Hablando de la narrativa, el protagonista en muchos
aspectos no es más que un espectador, y la temible “bruja vampiro” (Henriette
Gérard) solo aparece de forma sutil y sin prestar enfrentamiento directo, pero
creando los acontecimientos en los que el mal nunca duerme. Mientras la labor
de héroe recae en un mayordomo (Albert Brass) que al final combate contra la
maldición como un leñador abriéndole la panza al lobo que se comió a caperucita,
que aquí es la joven Léone (Sybille Schmitz).

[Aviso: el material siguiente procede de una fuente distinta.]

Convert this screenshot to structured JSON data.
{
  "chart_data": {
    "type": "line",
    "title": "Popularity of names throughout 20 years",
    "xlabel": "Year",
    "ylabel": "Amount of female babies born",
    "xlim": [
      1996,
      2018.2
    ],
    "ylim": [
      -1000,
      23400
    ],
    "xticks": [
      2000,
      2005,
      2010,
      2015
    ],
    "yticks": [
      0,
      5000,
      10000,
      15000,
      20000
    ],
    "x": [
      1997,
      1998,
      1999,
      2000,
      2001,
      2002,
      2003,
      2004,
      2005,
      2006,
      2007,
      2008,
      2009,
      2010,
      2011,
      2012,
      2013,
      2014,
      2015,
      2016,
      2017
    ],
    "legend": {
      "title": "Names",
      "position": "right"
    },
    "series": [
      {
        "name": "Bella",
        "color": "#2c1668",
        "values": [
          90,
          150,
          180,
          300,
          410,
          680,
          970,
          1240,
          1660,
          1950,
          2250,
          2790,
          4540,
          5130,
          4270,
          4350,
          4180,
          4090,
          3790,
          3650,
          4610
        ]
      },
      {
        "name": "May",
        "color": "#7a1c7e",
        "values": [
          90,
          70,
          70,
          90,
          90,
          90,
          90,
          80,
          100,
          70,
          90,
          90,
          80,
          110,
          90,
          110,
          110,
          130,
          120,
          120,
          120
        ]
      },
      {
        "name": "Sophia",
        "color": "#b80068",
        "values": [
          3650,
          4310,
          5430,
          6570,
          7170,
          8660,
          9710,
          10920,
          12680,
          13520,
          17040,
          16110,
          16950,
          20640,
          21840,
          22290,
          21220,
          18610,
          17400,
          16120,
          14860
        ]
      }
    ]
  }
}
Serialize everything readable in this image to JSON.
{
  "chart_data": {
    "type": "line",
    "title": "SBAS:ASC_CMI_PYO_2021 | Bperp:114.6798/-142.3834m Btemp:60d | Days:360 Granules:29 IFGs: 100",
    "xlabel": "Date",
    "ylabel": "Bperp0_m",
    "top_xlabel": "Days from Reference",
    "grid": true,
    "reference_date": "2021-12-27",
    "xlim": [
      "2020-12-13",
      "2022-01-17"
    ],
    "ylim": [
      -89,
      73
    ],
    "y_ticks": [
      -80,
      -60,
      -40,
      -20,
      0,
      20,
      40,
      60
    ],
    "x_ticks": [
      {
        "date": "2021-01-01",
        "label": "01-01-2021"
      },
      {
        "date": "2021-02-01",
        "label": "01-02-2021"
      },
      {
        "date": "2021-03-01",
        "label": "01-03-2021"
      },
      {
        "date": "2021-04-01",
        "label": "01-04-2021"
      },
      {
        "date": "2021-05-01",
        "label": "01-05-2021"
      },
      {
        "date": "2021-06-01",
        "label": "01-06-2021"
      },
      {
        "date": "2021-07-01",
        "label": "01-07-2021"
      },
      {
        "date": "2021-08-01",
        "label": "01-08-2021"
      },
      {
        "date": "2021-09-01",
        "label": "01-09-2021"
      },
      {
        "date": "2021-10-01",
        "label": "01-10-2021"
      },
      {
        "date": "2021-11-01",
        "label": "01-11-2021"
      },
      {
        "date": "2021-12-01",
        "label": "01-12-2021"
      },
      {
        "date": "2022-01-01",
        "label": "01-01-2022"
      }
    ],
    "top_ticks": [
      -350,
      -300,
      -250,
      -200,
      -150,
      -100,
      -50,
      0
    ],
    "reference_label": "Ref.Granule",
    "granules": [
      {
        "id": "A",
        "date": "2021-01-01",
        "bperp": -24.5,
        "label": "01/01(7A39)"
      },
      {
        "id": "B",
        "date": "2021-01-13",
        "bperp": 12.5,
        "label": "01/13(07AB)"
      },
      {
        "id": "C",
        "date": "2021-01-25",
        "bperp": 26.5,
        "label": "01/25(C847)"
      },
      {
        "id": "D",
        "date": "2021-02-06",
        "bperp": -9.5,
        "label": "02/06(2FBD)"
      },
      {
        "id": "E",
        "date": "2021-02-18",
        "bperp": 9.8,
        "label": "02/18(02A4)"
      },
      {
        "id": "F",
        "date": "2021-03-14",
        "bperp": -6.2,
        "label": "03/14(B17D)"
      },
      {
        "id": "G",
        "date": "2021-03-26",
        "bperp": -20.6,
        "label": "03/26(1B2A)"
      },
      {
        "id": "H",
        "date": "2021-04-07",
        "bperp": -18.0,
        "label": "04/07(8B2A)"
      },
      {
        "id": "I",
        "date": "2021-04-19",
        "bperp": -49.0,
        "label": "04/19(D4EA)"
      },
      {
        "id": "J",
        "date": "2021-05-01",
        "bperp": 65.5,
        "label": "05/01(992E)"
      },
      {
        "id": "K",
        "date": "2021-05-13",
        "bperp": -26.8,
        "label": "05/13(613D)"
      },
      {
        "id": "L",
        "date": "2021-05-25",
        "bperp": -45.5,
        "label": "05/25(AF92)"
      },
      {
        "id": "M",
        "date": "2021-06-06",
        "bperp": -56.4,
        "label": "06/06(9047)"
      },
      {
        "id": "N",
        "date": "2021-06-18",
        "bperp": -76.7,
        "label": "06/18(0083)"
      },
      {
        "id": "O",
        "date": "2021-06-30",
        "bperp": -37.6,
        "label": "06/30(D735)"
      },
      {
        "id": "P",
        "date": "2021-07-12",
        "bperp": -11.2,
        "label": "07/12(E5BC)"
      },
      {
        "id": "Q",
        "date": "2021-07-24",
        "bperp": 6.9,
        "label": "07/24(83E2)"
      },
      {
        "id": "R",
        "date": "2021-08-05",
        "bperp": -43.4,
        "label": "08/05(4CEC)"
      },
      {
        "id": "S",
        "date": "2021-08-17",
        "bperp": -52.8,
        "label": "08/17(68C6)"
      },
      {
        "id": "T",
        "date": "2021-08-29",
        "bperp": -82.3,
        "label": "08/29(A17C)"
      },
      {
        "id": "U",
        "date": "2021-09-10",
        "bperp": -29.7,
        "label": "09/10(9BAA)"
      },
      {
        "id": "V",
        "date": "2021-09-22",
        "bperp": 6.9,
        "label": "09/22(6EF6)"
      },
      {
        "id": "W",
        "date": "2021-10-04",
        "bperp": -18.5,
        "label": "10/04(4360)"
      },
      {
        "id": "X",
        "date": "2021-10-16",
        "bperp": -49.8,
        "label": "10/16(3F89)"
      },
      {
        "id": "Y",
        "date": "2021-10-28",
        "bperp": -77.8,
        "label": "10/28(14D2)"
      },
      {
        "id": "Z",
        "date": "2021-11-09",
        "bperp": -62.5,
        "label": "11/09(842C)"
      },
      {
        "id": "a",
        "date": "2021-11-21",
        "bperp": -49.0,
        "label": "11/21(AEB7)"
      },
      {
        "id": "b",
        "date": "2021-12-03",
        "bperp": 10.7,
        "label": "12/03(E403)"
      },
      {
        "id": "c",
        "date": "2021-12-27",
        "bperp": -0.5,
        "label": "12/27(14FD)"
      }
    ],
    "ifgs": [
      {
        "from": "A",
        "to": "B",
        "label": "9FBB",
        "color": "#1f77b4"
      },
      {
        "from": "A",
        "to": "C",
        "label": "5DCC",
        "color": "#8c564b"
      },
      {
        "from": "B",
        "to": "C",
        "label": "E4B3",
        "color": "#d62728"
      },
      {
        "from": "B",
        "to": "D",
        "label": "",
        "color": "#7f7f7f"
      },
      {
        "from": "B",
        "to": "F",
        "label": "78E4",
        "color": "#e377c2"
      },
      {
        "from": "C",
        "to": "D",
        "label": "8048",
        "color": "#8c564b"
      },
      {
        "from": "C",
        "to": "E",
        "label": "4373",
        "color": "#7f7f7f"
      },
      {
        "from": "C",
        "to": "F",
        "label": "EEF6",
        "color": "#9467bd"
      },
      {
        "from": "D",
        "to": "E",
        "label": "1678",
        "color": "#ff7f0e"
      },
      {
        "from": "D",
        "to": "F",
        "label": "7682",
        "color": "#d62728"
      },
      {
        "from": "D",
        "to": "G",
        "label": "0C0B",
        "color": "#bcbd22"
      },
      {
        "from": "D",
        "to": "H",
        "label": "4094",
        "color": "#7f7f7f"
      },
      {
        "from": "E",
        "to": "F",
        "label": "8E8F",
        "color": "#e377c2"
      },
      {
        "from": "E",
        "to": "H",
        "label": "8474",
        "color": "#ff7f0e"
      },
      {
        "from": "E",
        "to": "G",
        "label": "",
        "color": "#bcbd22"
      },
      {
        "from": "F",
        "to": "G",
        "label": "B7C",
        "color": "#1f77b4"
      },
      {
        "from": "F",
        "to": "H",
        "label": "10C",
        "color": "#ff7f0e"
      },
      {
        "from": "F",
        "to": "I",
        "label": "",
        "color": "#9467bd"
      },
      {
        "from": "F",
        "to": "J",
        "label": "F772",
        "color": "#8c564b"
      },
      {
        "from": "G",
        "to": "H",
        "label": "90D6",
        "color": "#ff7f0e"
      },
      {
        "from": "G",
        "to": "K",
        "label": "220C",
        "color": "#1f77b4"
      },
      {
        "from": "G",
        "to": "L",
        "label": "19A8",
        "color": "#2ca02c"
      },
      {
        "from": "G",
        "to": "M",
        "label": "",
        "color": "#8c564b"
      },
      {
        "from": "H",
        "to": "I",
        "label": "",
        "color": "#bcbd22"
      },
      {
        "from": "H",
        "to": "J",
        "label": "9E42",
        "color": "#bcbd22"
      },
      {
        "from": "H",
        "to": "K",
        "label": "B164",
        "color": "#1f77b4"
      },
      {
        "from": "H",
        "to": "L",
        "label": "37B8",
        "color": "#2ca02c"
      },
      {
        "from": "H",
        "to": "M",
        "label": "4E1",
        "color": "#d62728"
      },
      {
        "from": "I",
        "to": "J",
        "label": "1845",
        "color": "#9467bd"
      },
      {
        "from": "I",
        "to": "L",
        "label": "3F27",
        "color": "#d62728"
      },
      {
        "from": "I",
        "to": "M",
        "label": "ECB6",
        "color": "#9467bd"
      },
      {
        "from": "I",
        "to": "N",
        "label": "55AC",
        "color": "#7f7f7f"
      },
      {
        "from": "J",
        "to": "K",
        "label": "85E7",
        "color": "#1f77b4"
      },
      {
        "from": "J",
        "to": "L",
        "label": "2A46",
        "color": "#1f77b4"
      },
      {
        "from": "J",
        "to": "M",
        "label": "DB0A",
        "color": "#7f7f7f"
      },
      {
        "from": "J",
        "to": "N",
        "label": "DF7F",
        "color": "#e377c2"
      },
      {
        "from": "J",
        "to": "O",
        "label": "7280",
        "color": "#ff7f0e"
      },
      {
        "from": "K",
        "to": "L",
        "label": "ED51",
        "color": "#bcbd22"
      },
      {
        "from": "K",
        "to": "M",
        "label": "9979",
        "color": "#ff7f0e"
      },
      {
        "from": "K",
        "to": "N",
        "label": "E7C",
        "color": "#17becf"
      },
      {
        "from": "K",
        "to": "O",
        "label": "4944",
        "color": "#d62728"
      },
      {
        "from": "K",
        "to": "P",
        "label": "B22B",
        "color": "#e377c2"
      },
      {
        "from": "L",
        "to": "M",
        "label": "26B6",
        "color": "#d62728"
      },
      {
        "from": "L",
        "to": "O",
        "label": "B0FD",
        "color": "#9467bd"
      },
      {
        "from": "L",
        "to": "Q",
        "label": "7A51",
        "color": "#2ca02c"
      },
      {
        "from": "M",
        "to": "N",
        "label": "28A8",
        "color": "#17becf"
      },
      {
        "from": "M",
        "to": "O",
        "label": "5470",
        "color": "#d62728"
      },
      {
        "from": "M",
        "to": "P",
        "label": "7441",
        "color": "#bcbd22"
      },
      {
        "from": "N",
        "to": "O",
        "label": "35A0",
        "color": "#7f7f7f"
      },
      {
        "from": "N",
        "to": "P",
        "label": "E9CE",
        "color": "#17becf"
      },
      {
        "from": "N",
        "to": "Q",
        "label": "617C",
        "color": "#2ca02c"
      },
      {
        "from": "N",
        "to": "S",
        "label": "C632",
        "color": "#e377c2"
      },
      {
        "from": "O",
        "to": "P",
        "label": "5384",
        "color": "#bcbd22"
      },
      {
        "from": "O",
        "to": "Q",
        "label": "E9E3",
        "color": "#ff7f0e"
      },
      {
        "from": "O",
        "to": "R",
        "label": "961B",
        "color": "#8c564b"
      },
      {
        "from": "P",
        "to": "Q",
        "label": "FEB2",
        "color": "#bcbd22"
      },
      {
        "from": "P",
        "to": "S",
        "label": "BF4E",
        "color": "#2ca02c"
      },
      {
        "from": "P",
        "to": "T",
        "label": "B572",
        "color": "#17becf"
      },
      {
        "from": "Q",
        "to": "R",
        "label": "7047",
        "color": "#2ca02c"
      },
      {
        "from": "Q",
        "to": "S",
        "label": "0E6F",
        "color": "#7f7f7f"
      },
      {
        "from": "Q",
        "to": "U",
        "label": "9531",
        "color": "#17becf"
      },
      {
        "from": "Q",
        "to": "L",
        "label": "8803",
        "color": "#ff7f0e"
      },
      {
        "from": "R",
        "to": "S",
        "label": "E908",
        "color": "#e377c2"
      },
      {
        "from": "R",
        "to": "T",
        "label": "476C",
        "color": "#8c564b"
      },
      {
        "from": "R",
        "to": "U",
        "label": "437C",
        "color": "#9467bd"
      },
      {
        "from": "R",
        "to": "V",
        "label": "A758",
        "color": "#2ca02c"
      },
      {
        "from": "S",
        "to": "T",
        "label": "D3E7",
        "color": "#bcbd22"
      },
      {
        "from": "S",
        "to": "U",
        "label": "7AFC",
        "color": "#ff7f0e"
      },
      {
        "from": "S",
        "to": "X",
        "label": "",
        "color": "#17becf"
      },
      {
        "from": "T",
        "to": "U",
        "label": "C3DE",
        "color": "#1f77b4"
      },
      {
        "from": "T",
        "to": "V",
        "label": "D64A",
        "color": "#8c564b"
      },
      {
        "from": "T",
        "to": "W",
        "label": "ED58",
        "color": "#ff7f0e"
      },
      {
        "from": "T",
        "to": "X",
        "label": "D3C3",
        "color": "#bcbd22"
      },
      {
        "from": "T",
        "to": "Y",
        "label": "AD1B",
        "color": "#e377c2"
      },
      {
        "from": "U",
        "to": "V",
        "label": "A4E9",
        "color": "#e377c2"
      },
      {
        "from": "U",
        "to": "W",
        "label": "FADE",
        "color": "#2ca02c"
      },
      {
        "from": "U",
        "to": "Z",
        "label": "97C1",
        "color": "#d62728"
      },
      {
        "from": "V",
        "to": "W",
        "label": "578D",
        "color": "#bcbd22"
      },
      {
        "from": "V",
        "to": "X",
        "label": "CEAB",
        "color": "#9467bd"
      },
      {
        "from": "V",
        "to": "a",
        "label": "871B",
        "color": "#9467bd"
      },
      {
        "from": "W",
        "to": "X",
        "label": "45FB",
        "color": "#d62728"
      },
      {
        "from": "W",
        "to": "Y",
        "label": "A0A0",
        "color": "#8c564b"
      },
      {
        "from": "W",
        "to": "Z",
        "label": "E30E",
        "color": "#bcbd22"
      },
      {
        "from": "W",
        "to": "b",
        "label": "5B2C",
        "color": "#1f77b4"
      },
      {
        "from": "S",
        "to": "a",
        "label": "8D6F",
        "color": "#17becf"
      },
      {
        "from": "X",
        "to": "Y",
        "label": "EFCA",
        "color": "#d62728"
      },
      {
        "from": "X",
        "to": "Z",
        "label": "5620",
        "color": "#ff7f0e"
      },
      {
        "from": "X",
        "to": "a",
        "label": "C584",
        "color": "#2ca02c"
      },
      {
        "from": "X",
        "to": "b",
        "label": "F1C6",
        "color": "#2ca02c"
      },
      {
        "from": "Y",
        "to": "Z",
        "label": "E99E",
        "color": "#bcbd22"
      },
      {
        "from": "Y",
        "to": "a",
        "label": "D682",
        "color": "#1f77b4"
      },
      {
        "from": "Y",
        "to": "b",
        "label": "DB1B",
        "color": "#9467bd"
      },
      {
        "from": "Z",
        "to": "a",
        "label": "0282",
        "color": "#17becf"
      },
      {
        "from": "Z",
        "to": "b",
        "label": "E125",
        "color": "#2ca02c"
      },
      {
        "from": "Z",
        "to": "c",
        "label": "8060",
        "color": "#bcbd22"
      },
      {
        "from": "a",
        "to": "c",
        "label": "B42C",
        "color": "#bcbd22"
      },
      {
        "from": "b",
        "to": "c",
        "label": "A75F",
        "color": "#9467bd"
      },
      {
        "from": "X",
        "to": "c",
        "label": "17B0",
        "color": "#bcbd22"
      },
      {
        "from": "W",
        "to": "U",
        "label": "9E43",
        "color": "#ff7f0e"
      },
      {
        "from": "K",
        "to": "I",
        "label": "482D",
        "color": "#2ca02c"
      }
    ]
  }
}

El umbral entre lo onírico,
lo real y lo sobrenatural es irreconocible; hay un velo de misterio, pero reconozco
lo que más llama mi atención del primer trabajo sonoro de su realizador es lo
poco que lo utiliza; de hecho los diálogos son pocos y solo son usados para
apoyar la acción; siendo las imágenes el auténtico dialogo, se siente natural. También en esta
película se pueden ver reminiscencias del cine mudo como las tarjetas de
títulos con las que se explicaba la historia, en ocasiones sustituidas por libros
que los personajes leían proporcionados por tomas subjetivas.
La película tiene
influencias del famoso cine expresionista, es lo que se le llama hoy en día una
película experimental; vampiros, esqueletos, sombras animadas hacen gala en ese
trabajo. Una de las escenas más alabadas al día de hoy, es sin duda la toma
subjetiva en un ataúd desde la posición del difunto; Gray en una secuencia de
sueños encontrando el ataúd y viéndose a sí mismo como el contenido de este. Las
imágenes simbólicas de esta película son muchas; el protagonista al llegar al
hotel observa a un sujeto con una guadaña esperando a un barquero en el muelle,
donde quizá el barquero Caronte deambula y trae a la gente a ese fantástico lugar;
el río es la frontera que cruzamos con Gray para llegar a este otro mundo,
influencia que se retomaría posteriormente en el cine.